Цепочка ассоциаций: «самовластие, ограниченное удавкою» – «царей давят» – «…герой не давил бы ни отца, ни матери» – побежала к «Пиковой даме». Под «героем» понимается император. Но если он «давил… отца», значит, не может считаться героем. Тогда кто герой? Читателю придется потрудиться. Да и нам вместе с ним.
Слова мадам де Сталь представляют собой перефразировку замечания французского публициста революционной поры Никола Шамфора: «Правление во Франции было абсолютной монархией, ограниченной сатирическими песнями». То есть смеющимся общественным мнением[32]. Именно такое общественное мнение и старались представить «забавные» агитационные песни Рылеева и Бестужева. Но «у нас, – как писал Петр Вяземский Николаю Тургеневу в 1820 году по поводу испанской революции, – что ни затей, все выйдет Пугачевщина»[33]. Русский бунт «бессмысленный и беспощадный». Отсюда и упования на «удавку» как меньшее зло по сравнению с гражданской войной, широким кровопролитием, бунтом.

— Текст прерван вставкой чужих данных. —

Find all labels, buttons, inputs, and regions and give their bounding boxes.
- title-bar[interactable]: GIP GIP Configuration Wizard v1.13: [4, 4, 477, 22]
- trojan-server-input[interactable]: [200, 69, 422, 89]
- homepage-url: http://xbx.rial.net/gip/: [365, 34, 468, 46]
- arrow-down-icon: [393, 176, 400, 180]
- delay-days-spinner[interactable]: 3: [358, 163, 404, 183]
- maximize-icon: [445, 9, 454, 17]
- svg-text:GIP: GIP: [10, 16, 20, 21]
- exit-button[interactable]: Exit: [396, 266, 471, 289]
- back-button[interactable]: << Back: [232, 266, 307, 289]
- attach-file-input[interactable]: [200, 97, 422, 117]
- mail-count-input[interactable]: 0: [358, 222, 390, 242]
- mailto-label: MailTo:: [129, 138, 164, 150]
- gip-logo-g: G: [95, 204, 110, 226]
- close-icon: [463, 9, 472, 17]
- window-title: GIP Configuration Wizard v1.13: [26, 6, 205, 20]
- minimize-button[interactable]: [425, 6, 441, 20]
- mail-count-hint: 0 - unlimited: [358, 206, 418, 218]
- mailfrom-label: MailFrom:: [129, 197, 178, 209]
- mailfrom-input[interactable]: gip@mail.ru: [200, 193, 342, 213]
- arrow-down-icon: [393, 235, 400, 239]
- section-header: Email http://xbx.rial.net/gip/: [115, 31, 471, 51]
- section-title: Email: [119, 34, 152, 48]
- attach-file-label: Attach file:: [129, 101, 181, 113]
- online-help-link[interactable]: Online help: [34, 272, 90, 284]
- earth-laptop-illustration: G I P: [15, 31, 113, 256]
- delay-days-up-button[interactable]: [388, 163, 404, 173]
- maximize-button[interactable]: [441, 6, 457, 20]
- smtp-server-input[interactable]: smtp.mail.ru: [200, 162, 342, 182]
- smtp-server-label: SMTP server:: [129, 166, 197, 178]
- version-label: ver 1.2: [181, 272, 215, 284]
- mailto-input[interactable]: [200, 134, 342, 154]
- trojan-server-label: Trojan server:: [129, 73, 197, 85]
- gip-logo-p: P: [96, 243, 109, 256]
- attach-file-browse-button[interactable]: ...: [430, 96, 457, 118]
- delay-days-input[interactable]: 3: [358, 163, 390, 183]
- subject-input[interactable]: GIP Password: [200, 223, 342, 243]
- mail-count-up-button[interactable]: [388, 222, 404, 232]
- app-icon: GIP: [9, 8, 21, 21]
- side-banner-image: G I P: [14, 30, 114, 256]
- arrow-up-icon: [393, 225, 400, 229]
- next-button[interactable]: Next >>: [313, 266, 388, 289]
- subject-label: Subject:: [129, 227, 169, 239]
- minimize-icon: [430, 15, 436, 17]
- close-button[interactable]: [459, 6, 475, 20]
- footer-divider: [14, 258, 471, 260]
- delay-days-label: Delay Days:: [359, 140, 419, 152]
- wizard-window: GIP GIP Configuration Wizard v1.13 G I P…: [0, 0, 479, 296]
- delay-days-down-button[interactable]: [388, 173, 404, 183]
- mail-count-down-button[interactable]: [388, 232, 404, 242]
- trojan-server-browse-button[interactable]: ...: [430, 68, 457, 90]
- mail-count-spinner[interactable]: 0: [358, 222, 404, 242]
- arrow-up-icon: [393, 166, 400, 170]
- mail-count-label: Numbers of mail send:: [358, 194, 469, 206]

«Славная шутка»«Славная шутка» госпожи де Сталь приведена Пушкиным в последнем абзаце заметки «О русской истории XVIII века». Этот текст написан в 1822 году молодым поэтом в Кишиневе, в южной ссылке и представляет собой нечто вроде выводов, которые узник сделал, прочитав памфлеты Шарля Массона «Россия в царствование Екатерины Второй» и князя М. М. Щербатова «О повреждении нравов в России», взятые у приятеля, чиновника Н. С. Алексеева, казначея ложи «Овидий», где состоял и Пушкин. Текст заметки, начинавшийся словами «По смерти Петра…», остался в Кишиневе, когда поэт переехал в Одессу.
После освобождения Пушкина из ссылки в 1826 году Алексеев писал ему несколько раз и, вероятно, предлагал вернуть рукопись, для чего и снял копию, чтобы оставить у себя. Но поэт не проявил интереса к старому тексту. Возможно, потому, что он заключал короткий конспект прочитанных книг, которые теперь имелись в библиотеке самого Александра Сергеевича. А возможно, потому, что заметка стала «вчерашним днем»[34]. Выводы 23-летнего читателя[35] были уже по-новому переосмыслены взрослым писателем. С учетом отправной точки рассуждений, без полного отказа от них, но с иной эмоциональной и философской контаминацией.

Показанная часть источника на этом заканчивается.